Two years ago, the government set out to overhaul the coffee sector but coffee industry looked askance at the recommendations of the task force with some activists going to court.

Some of Rockbern Coffee products. PHOTO | MARY WAMBUI | NMG Some of Rockbern Coffee products. PHOTO | MARY WAMBUI | NMG

Harm industry
Mr Muchiri is unhappy with some of the recommendations fearing that they might harm the industry for good.
“The structure being proposed will be the end of coffee trade. What we have to get rid of is corruption in the coffee industry, protect our brand, support farmers with farm inputs and properly manage the cooperatives.”
While the task force proposals included an overhaul of the marketing, Mr Muchiri thinks that the Nairobi Coffee Exchange gives him a chance to get the best deal for this ‘black gold’ — a term that came to the fore in 1970s when
a price coffee boom turned many local growers into millionaires.
It was that 70s moment that gave the country a chance to see the worth of the industry.
The impact on Kenya’s national economy was huge. In 1977, for instance, the balance of payments recorded a Sh2.2 billion surplus for the first time, while the foreign exchange reserves reached a record level of Sh2.7 billion.
The gross domestic product increased by 7.3 per cent in real terms, while the number of people in paid employment increased by 5.3 per cent.
This, however, happened at a time when the global prices of the cash crop were set by a cartel of coffee producing and consuming countries and, although farmers were hardly millionaires, they generally muddled through.
Mr Muchiri’s grandfather, who owned some 24 acres of coffee was a witness: “He loved to take care of his coffee and I learnt from him that we have the best.

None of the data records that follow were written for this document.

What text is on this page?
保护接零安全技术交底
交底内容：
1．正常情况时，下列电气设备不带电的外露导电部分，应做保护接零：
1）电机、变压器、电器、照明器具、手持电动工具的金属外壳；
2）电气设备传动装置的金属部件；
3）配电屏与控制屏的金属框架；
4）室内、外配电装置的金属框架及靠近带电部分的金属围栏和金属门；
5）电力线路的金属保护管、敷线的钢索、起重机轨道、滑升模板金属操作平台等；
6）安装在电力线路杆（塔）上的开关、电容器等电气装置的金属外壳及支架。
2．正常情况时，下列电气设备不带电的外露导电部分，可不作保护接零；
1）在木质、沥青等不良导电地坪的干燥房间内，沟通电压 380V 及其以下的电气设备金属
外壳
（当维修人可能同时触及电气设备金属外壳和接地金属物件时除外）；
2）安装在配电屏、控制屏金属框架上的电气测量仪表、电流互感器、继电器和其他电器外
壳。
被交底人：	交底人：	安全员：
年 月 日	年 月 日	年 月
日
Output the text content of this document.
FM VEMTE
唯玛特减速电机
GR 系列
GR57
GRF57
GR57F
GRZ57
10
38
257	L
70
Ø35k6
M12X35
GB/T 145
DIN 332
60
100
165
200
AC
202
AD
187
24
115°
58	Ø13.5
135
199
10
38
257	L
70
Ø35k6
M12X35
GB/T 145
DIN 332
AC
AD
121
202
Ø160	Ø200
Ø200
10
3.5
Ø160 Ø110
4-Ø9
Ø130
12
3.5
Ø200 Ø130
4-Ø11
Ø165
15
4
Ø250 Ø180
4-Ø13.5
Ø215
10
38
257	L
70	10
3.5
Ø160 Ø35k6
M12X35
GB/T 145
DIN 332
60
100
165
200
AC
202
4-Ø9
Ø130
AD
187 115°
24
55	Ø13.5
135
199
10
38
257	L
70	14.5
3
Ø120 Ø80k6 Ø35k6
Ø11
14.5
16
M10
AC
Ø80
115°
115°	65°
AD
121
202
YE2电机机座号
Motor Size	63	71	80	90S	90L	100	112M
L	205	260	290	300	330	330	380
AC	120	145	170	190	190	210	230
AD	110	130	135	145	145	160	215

But he did not understand that he had the best.”
It was the emergence of Vietnam as a big producer in the 1980s that changed this matrix for Kenyan farmers together with the end of the Cold War.
These two saw the collapse of the International Coffee Organisation (ICO) quota system in 1989 as Ronald Reagan’s government pushed the James Baker-led free markets economy.
Hoard stocks
The departure of the US from ICO, which regulated exports, gave global cartels and roasters an excuse to hoard stocks and then dictate prices under the guise of a free market.
By this time, Kenya had not developed its own roasting and packaging industries and the market was thrown into a spin.
While coffee is still the world’s most traded commodity apart from oil, few local entrepreneurs have managed to get their packaging start-ups to enter Western markets.
Also, few industries have developed around the multi-billion-shilling crop and the country still exports semi-processed green beans abroad earning pittance to the poor farmers.
Muchiri has now taken a gamble and sunk Sh250 million into this coffee enterprise and wants to set pace for other young entrepreneurs with his Rockbern Coffee brand.
Favourable reviews
At the Amazon site, Muchiri’s Rockbern Coffee is getting favourable reviews and for a reason.
“We have banked on quality beans and good blending,” he says.
“To develop a unique character for coffee, the roaster needs the skill which contributes 60 per cent of the final taste. An unskilled person can ruin a good coffee.”
He also wants to feed the local market with his brand and seeks to turn tea-drinking Kenyans into coffee drinkers.